Padahal seharusnya negara hadir melindungi dan menjamin hak-hak dasar rakyatnya dalam bernegara dan bukan membabi buta melakukan penggusuran. "Pernyataan Ahok mirip pola rezim otoritarian orde baru yang bisa mengorbankan segelintir orang demi kepentingannya," katanya.

Anggota Komisi III DPR RI Arsul Sani mengatakan, prinsip keadilan dalam HAM bukanlah mengorbankan sekelompok kecil masyarakat untuk kepentingan jumlah yang lebih besar. "Ucapan seperti Ahok itu menandakan dia tak mengerti HAM namun berbicara HAM," katanya kepada gresnews.com, Senin (24/8).

Ia malah membalikkan pernyataan Ahok tersebut, apabila sang Gubernur memang mau menyelamatkan kepentingan yang lebih besar maka kebijakan-kebijakannya seharusnya tak hanya diterapkan pada warga Kampung Pulo saja. Namun juga pada para developer yang telah mengubah daerah-daerah resapan dan hutan bakau menjadi hunian.

Kata Arsul, jika banjir menjadi alasan utama maka yang paling membuat banjir bukanlah rakyat miskin yang tinggal di bantaran sungai, melainkan juga daerah resapan air yang makin berkurang lantaran digunakan sebagai pembangunan perumahan mewah.

"Mereka juga harus dibereskan terutama terkait izin-izin pembangunan properti yang diberikan tapi belum jadi dilaksanakan atau dijual," pungkasnya.

KONTROVERSI GANTI RUGI - Terkait masalah ganti rugi kepada warga, dalam versi warga, pemerintah punya kewajiban memberikan ganti rugi sesuai Peraturan Gubernur DKI Jakarta Tahun 190 Tahun 2014. Di situ diatur, ganti rugi untuk penduduk tak ber-Sertifikat Hak Milik (SHM) sebesar 25 persen dari Nilai Jual Objek Pajak (NJOP).

Dalam hitungan warga, berdasarkan bukti pembayaran Pajak Bumi dan Bangunan (PBB) NJOP kawasan itu rata-rata adalah sebesar Rp2,3 juta. Dengan demikian, menurut warga, uang ganti rugi yang harus diberikan adalah sebesar Rp575 ribu per meter.

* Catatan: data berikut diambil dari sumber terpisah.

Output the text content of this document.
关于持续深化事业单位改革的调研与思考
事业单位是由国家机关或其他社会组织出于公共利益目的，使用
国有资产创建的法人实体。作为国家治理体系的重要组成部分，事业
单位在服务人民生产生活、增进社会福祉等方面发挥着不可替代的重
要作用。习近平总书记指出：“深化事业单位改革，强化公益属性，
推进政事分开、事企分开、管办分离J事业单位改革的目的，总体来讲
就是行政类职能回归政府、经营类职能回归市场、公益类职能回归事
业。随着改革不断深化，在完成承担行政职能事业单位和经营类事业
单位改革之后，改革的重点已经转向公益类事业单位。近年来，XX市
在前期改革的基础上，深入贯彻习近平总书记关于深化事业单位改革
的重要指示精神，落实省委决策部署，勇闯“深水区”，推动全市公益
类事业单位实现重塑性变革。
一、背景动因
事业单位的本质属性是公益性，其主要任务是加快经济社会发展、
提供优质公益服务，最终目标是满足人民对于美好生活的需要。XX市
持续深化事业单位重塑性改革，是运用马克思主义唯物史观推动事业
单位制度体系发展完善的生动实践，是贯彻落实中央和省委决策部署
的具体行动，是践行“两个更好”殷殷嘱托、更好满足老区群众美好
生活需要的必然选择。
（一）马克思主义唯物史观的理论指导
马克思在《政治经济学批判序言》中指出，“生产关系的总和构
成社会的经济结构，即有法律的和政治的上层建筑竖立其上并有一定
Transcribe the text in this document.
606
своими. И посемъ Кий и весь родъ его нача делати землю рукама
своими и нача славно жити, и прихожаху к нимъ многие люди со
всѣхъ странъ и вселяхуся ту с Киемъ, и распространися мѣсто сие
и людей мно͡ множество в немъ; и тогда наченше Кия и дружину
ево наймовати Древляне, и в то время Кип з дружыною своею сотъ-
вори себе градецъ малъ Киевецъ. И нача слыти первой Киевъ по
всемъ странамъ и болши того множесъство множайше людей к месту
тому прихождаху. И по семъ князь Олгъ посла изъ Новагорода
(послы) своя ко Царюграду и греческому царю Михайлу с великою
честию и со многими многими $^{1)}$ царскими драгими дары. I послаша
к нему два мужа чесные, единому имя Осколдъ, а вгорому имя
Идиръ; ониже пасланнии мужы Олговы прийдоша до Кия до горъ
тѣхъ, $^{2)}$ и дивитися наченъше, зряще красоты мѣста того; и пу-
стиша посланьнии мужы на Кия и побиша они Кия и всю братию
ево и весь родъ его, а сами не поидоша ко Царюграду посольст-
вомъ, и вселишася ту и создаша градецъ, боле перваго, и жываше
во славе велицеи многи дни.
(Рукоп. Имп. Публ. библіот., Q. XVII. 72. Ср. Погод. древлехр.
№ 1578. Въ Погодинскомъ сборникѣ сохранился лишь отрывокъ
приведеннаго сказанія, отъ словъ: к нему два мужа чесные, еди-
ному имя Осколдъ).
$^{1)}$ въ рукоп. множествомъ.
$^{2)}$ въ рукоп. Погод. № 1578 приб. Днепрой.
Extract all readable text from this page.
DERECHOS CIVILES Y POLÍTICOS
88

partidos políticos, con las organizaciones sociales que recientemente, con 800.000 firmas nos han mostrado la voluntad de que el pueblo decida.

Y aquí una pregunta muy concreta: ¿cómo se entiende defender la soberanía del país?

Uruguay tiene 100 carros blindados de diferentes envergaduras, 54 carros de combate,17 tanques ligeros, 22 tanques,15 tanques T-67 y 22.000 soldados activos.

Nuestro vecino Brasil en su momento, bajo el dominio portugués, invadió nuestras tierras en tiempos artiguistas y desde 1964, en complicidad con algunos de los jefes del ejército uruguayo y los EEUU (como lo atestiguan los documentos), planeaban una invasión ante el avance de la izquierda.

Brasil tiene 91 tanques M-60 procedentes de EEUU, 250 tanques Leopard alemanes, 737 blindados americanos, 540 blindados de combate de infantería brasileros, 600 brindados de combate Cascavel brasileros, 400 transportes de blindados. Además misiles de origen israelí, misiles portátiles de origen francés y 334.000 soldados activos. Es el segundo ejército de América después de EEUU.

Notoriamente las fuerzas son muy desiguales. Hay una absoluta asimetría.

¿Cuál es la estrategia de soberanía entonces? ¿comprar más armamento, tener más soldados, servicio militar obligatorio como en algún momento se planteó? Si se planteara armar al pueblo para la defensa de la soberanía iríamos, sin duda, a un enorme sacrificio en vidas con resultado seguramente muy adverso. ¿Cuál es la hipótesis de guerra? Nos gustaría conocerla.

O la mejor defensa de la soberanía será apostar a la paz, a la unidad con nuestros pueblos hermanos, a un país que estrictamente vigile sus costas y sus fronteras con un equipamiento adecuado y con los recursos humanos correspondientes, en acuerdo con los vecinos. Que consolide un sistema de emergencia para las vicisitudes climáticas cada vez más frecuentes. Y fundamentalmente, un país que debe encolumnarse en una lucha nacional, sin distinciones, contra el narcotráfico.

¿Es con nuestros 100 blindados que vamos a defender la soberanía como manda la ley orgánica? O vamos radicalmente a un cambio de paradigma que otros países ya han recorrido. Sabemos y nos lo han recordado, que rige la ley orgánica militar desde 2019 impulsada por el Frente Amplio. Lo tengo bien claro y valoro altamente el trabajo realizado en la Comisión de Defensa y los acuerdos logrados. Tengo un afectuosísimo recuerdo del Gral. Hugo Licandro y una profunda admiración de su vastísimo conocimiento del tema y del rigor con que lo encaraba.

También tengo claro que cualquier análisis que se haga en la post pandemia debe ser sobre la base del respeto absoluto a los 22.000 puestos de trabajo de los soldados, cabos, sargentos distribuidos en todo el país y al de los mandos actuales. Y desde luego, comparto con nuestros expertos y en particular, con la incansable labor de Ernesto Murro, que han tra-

Asmawati, seorang warga RT 04 RW 03 Kampung Pulo, mengatakan, berdasarkan aturan itu, warga seperti dia yang memiliki tanah seluas 50 meter persegi seharusnya mendapatkan uang ganti rugi sebesar Rp28,75 juta.

"Uang segitu kan lumayan buat kita orang susah. Biar sama-sama enaklah warga sama Ahok," katanya.

Terlebih, menurut Ustad Kholili, salah seorang tokoh masyarakat Kampung Pulo, warga di sana bukanlah warga liar. Kholili pun menunjukkan sertifikat yang dia buat seharga Rp30 juta. Tetapi bukti itu sama sekali tak digubris.

"Padahal kami di situ bersurat, berdasarkan di atas sertifikat. Buat sertifikat ini saja Rp30 juta. Saya juga sudah utarakan bahwa dampak relokasi ini sudah diperhitungkan belum? Bahkan ada mantan RW nangis, teman saya bilang, saya tidak menangis, tetapi ketika rumah warga kami digusur, saya menangis. Ini merupakan betapa kuatnya ikatan batin," ungkapnya.

Jika menuruti Pergub tersebut, untuk membebaskan lahan Kampung Pulo seluas 85 hektare alias seluas 85.000 meter persegi, maka pihak Pemprov DKI Jakarta harus keluar duit sebesar Rp488,75 miliar. Itu dengan asumsi seluruh 3.809 keluarga di sana tidak memiliki Sertifikat Hak Milik.

Hanya saja, argumen warga ini dibantah Ahok. Dia mengakui dalam Pergub DKI Jakarta No. 190 Tahun 2014 diatur soal ganti rugi untuk penduduk tak ber-Sertifikat Hak Milik (SHM) sebesar 25 persen dari Nilai Jual Objek Pajak (NJOP). Namun kini itu tak berlaku lagi.

"Waktu dulu kita atur seperti itu, tapi justru nggak bisa. Hasil temuan kita, nggak bisa diganti uang karena tidak ada dasarnya," kata Ahok.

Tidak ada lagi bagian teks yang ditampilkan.